L’argument ici ne dépend pas de cette distinction. Il dépend uniquement de la thèse structurelle : les filtres opèrent, à l’échelle de la population, dans la direction décrite. Le test pour savoir si un survivant donné a appris quelque chose de généralisable n’est pas s’il dit des choses modestes en interview — c’est si sa prochaine entreprise ou son prochain fonds délivre conformément à sa thèse déclarée. Les données sur les seconds résultats [MOYEN] suggèrent que le succès passé prédit le succès futur plus que rien, mais moins que ce que le volume du récit des survivants laisse penser.
Un diagnostic pratique
Le mécanisme structurel qui produit le compte-rendu filtré n’est pas quelque chose qu’une publication peut modifier en l’écrivant. Ce que fait le fait de nommer le second et le troisième filtre, c’est de rendre disponibles les deux autres au lecteur qui a déjà repéré le premier.
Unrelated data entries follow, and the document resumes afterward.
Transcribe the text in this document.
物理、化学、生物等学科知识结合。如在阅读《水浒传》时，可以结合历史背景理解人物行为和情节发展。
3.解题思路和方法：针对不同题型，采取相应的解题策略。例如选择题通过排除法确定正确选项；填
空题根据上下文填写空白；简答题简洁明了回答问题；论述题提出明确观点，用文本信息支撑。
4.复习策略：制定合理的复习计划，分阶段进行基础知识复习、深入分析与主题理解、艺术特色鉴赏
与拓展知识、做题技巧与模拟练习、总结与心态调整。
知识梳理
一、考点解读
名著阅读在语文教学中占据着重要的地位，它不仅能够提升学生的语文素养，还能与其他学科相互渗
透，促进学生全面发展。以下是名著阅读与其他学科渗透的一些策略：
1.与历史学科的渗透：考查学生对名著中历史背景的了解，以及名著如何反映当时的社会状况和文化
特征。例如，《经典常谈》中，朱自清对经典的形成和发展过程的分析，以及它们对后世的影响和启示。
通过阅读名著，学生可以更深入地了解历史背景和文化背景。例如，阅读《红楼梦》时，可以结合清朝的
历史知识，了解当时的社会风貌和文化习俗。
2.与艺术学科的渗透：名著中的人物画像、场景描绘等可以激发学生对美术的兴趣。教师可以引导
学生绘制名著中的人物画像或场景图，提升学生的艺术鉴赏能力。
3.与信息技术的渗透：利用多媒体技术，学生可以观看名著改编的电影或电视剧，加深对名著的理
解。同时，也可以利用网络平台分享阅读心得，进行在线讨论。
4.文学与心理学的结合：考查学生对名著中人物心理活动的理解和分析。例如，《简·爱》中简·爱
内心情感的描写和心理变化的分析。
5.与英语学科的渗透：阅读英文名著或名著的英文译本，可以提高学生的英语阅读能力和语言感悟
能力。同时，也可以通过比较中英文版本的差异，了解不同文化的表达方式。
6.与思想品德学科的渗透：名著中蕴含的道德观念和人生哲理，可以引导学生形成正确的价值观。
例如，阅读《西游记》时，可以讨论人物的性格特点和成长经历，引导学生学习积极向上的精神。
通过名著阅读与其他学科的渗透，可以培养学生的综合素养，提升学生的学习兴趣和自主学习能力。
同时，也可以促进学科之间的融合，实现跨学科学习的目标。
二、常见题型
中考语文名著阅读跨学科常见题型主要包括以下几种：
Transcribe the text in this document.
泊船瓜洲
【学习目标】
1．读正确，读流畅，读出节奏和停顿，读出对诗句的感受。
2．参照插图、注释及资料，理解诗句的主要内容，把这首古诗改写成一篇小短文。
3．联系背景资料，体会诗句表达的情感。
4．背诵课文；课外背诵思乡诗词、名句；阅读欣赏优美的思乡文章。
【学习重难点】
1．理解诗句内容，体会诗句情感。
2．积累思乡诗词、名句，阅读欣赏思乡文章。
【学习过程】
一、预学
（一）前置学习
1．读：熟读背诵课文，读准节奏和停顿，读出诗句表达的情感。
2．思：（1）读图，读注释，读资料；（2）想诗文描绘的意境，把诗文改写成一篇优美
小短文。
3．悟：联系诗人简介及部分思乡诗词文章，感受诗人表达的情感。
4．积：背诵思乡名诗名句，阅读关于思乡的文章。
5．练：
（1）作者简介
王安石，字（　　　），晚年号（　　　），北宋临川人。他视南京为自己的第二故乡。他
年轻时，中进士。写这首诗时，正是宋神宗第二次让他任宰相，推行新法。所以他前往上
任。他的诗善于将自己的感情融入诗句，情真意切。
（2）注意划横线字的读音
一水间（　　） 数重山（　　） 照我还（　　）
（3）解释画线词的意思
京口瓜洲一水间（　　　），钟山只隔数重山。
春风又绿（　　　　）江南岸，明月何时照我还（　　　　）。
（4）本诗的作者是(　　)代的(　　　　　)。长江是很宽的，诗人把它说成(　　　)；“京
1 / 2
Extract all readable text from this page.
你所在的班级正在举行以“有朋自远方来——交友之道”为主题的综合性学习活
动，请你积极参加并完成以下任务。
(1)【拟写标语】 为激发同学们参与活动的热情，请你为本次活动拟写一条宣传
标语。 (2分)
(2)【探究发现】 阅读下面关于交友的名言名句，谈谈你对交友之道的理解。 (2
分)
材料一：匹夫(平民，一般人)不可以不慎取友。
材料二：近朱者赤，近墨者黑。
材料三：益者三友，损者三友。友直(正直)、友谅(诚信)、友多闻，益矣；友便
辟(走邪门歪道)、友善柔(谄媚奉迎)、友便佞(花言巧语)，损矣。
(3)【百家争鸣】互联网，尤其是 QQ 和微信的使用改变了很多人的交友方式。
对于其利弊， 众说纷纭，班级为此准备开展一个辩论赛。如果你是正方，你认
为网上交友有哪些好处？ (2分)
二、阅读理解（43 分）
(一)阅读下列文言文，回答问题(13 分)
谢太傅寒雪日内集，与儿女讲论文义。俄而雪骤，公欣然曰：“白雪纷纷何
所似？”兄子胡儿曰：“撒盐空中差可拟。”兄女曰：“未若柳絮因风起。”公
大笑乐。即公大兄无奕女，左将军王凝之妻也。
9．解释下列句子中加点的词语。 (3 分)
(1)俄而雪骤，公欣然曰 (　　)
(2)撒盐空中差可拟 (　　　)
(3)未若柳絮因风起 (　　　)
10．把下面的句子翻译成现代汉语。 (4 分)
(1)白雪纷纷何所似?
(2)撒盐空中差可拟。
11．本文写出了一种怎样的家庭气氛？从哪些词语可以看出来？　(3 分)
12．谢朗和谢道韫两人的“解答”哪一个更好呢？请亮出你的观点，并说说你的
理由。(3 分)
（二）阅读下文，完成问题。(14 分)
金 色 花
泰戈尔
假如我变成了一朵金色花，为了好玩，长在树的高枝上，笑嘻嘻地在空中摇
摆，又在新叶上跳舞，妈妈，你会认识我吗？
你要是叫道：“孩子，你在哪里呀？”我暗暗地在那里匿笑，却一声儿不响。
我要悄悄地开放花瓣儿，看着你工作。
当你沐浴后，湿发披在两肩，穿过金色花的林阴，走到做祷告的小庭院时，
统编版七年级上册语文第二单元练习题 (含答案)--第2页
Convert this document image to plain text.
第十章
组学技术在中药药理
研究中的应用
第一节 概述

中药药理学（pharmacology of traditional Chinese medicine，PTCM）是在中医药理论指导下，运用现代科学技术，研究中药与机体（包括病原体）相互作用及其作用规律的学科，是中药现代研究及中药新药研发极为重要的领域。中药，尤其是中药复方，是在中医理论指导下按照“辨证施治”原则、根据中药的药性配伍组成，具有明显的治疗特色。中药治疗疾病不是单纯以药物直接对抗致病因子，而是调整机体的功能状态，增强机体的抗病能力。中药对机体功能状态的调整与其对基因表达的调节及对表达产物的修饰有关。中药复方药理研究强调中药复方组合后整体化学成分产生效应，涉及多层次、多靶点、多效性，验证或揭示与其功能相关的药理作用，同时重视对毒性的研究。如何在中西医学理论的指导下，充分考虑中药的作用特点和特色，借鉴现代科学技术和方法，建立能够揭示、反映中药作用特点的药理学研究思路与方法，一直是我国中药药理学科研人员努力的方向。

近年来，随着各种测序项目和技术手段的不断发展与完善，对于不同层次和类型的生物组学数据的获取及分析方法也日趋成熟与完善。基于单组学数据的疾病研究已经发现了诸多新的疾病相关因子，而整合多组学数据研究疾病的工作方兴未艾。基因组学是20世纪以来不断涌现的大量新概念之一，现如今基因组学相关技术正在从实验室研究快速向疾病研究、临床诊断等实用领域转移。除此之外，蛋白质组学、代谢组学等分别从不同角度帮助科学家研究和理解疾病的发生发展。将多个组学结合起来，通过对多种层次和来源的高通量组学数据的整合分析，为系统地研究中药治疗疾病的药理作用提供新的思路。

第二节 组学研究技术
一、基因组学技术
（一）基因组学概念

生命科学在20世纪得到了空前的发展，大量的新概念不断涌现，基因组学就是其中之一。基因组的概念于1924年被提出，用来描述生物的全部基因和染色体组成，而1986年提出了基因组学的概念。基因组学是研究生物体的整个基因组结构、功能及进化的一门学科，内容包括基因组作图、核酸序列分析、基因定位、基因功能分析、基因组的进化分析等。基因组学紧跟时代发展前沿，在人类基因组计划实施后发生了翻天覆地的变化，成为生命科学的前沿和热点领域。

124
L’implication pratique : traitez le volume d’une source comme presque orthogonal à sa calibration. Les livres pour fondateurs les plus cités, les podcasts pour fondateurs les plus écoutés, les keynotes les plus fréquentées ne sont pas, par cet argument structurel, les sources les plus fiables ; ce sont celles qui ont survécu à trois filtres orientés dans le même sens. Quand une histoire de fondateur est livrée avec une grande certitude sur les leviers causaux, la certitude elle-même est de l’information — compatible avec une habileté réelle, et tout aussi compatible avec le fait que le narrateur appartient à la sous-cohorte dont l’attribution a été triplement sélectionnée. Les deux cas ne sont pas distinguables de l’extérieur.
Un témoignage à la première personne issu de la cohorte silencieuse, écrit de l’intérieur, se trouve dans la publication sœur orphans.ai, chapitre 6 — What the accelerators got half right. Un exemple, pas une preuve. La texture que le filtre trois donne à la vie de ceux sur qui il opère.
La mauvaise leçon n’est pas que les gagnants ne savent rien. La mauvaise leçon, c’est de croire que les gagnants les plus certains savent le plus.